We smiled at being delighted at the days growing longer – didn’t the days always grow longer? Wouldn’t the world come to a sudden end if its orbit were so changed that the daylight did not come back? wasn’t it a statement of the obvious? Wasn’t it like looking at the grass and saying, “Oh look! It’s green”? Nevertheless, there was a childish thrill at the light in the western sky. It mattered that the light was returning.
It wasn’t just the light. His garden had an expansive crop of snowdrops, all that glistened white on the grass now that the last lingering snow had retreated to the upper slopes of the hills.
Winter seemed to linger long. A biting coldness had announced its arrival on 1st November and it had overstayed its welcome, Saint Brigid’s Day on 1st February had marked not the arrival of mild days, but the onslaught of a severity of wintry weather not seen for thirty years. Spring had come almost timidly; perhaps frightened at a sudden final flick of winter’s tail.

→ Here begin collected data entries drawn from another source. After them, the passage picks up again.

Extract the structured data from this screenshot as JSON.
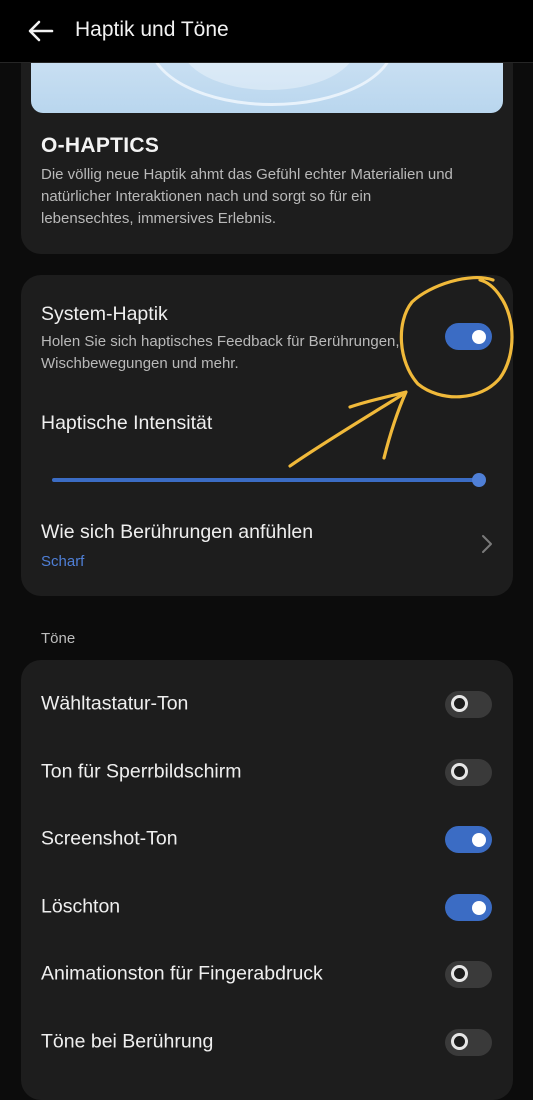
{
  "header": {
    "title": "Haptik und Töne",
    "back_icon": "arrow-left-icon"
  },
  "ohaptics": {
    "title": "O-HAPTICS",
    "description": "Die völlig neue Haptik ahmt das Gefühl echter Materialien und natürlicher Interaktionen nach und sorgt so für ein lebensechtes, immersives Erlebnis."
  },
  "haptics": {
    "system_haptik": {
      "title": "System-Haptik",
      "subtitle": "Holen Sie sich haptisches Feedback für Berührungen, Wischbewegungen und mehr.",
      "enabled": true
    },
    "intensity": {
      "title": "Haptische Intensität",
      "level": 1.0
    },
    "touch_feel": {
      "title": "Wie sich Berührungen anfühlen",
      "value": "Scharf",
      "icon": "chevron-right-icon"
    }
  },
  "tones": {
    "section_label": "Töne",
    "items": [
      {
        "label": "Wähltastatur-Ton",
        "enabled": false
      },
      {
        "label": "Ton für Sperrbildschirm",
        "enabled": false
      },
      {
        "label": "Screenshot-Ton",
        "enabled": true
      },
      {
        "label": "Löschton",
        "enabled": true
      },
      {
        "label": "Animationston für Fingerabdruck",
        "enabled": false
      },
      {
        "label": "Töne bei Berührung",
        "enabled": false
      }
    ]
  },
  "colors": {
    "accent": "#3b6cc4",
    "annotation": "#f0b93a",
    "background": "#0c0c0c",
    "card": "#1d1d1d"
  }
}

Driving back from his home, I willed the light to last. Potholes in the road were a reminder that the Tiger economy, that once made property prices the main topic of conversation, was well and truly dead; yet even the most inept of politicians and dishonest of bankers could not deprive us of joy in our natural environment. Perhaps even the cloud cover was a blessing; a clear sky would have left the temperature to drop sharply and the rural hill roads to become icy. The car thermometer flashed a warning, but never dropped below three degrees. Lyric FM played people’s favourite classical love pieces; even the radio had realised it was spring.
As the Equinox approaches, the days begin to lengthen at a gallop, four minutes a day, a half an hour a week; summer days in Ireland last forever. Perhaps it should not make a difference: why would suburban dwellers worry? We are not trying to grow crops; we are not trying to tend livestock; we are not trying to save hay; we are not trying to cut corn.
Yet there is something of the primitive that remains, that delights at the bright mornings and the sunlit evenings. It is only the Gulf Stream that allows so many of us to live so far north; were we in Canada, we would be on the ice of Hudson Bay; were we in Russia, we would be under the Siberian snow; in the southern hemisphere, we would be among the peaks of Tierra del Fuego.
Walking along Church Road, daffodil shoots seemed to have appeared almost suddenly in flower beds. In the streetlight, a first bloom of a miniature clump had appeared. I bent to touch the flower; almost not believing it was there. It had a sacramental quality about it; an outward and physical sign of the springtime that is at once temporal and spiritual.